The faux-objective style of the traditional newspaper is increasingly useless in a political landscape in which spin has leeched from campaigns into every aspect of politics and policy. The result: the prestige beats in Washington — campaigns and the White House — are increasingly detached from reality. The coverage tends to be impressionistic and insidery, a weird mash-up of Maureen Dowd, Karl Rove, Drudge, and cable news. And it has almost nothing to do with the day-to-day concerns of most people or the functioning of government itself.

It’s obvious to anyone watching cable that campaign coverage is its own universe, operating by its own internal rules, obsessed most of the time with hour-by-hour tactical advantage and hot-button cultural trivia. Not even hot button issues that matter, like abortion or affirmative action or the place of religion in the public square, but questions like Obama’s lipstick-on-a-pig comment. But has this same trend also shaped coverage of the White House and other more substantive government beats? I’d say yes.

With the Clinton psychodramas, one man’s personal failings became the stuff of right-wing obsession, and an impeachment effort that ignored the more judicious views of the public. The Drudge era began, and the media realized there was a reliable source of ratings gold in the mashup of the trivial and the presidential.

Later, with the runup the Iraq war, most of the media fell in line behind a series of spurious ideas: that Saddam Hussein was a strategic threat to the United States, that he had WMDs and was ready to use them, and that Rumsfeld, who deplored nation-building, could successfully manage the invasion’s aftermath. Meanwhile, as the Bush administration actively sought to delegitimize the “media filter” and pursued various radical projects – torture, the unitary executive, the surveillance state – the media reacted with caution and uncertainty. (There are, of course, exceptions to this – McClatchy, or the Gellman/Becker Cheney series, now a book.)

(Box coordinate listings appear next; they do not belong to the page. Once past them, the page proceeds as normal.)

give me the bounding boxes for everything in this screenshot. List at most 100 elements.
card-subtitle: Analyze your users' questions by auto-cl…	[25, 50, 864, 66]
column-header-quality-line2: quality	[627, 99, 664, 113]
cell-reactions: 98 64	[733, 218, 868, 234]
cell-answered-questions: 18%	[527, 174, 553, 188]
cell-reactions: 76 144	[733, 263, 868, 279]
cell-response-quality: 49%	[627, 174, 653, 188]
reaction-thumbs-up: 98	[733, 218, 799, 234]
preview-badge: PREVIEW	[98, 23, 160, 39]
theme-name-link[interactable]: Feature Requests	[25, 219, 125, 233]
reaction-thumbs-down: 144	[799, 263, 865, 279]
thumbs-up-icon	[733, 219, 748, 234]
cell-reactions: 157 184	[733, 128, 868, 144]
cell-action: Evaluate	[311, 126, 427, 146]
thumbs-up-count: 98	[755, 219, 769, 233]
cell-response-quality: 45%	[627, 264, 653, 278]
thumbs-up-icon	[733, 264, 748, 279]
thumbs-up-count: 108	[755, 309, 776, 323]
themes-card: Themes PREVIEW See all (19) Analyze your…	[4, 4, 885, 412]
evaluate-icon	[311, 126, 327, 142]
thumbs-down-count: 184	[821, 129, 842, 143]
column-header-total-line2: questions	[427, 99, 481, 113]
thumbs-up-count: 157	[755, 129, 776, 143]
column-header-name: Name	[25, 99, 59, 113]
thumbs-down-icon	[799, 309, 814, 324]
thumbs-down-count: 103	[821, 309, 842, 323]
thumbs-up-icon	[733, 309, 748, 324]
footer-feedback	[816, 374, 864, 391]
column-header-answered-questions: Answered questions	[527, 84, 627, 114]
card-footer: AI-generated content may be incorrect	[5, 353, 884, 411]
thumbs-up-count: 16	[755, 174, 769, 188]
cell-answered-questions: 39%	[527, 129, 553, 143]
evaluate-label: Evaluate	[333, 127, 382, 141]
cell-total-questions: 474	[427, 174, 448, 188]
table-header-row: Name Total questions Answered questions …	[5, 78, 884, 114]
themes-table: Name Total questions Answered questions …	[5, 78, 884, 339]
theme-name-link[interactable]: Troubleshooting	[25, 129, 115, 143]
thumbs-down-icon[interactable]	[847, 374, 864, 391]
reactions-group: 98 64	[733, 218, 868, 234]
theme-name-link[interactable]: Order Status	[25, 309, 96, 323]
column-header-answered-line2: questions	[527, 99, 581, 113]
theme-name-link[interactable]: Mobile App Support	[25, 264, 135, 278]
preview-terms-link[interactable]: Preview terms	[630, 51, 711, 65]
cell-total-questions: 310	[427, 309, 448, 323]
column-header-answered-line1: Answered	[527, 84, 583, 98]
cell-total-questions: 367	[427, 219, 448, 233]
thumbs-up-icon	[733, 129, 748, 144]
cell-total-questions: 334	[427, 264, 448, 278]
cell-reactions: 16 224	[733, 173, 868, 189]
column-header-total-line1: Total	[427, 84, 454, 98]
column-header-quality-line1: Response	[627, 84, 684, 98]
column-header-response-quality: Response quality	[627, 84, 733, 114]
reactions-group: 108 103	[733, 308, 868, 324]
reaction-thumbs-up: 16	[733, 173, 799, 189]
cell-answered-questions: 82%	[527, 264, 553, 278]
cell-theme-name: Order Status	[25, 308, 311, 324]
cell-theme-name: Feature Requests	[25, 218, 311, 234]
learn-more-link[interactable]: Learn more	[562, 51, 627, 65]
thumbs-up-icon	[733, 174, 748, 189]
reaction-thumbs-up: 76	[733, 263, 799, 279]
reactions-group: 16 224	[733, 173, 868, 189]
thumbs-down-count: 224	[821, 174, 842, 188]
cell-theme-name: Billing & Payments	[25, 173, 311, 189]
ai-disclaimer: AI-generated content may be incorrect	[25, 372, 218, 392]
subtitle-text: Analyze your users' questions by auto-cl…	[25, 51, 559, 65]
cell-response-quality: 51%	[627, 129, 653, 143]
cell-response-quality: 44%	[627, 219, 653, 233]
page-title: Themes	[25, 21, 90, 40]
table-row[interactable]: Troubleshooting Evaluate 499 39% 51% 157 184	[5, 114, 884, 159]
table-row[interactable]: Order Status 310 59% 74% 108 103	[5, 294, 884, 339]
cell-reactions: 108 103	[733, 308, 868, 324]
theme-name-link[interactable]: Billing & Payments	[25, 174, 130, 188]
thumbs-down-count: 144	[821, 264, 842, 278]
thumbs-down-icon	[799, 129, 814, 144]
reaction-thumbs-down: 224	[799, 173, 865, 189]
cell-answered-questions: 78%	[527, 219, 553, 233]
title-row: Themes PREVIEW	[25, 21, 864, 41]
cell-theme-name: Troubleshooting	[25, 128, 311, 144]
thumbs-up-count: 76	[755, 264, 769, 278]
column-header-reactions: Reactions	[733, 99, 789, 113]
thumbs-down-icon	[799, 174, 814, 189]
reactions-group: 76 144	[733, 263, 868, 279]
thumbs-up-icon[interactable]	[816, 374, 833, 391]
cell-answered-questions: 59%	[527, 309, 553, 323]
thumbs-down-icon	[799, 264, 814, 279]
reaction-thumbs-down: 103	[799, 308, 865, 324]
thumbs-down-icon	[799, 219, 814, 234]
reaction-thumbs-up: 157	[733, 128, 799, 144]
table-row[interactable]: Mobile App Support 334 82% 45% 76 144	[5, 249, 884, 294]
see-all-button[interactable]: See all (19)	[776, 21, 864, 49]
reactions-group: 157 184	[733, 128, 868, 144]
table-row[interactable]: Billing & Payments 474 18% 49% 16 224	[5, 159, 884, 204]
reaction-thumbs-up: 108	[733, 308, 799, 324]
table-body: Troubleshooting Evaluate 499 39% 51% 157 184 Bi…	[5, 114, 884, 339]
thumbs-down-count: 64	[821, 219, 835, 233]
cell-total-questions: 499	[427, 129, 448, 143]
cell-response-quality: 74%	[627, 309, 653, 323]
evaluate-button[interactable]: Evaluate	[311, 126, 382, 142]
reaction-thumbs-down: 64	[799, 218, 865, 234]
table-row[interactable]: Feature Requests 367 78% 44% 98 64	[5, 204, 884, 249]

In a nutshell, both political institutions and media institutions behaved very badly, and neither has really recognized the problem, let alone done much work to acknowledge and recover from the inevitable loss of credibility. Most of the traditional media – the big papers, the networks – still go about their business as if they were still institutions commanding unparalleled respect and credibility, in part because they believe they are covering institutions that also have unparalleled respect and credibility. Today, after Iraq, Katrina, and the banking debacle, they don’t. You can sense this dissonance in many newspaper stories on the White House, which are infused with a kind of awe and written in the staid language of a bygone era.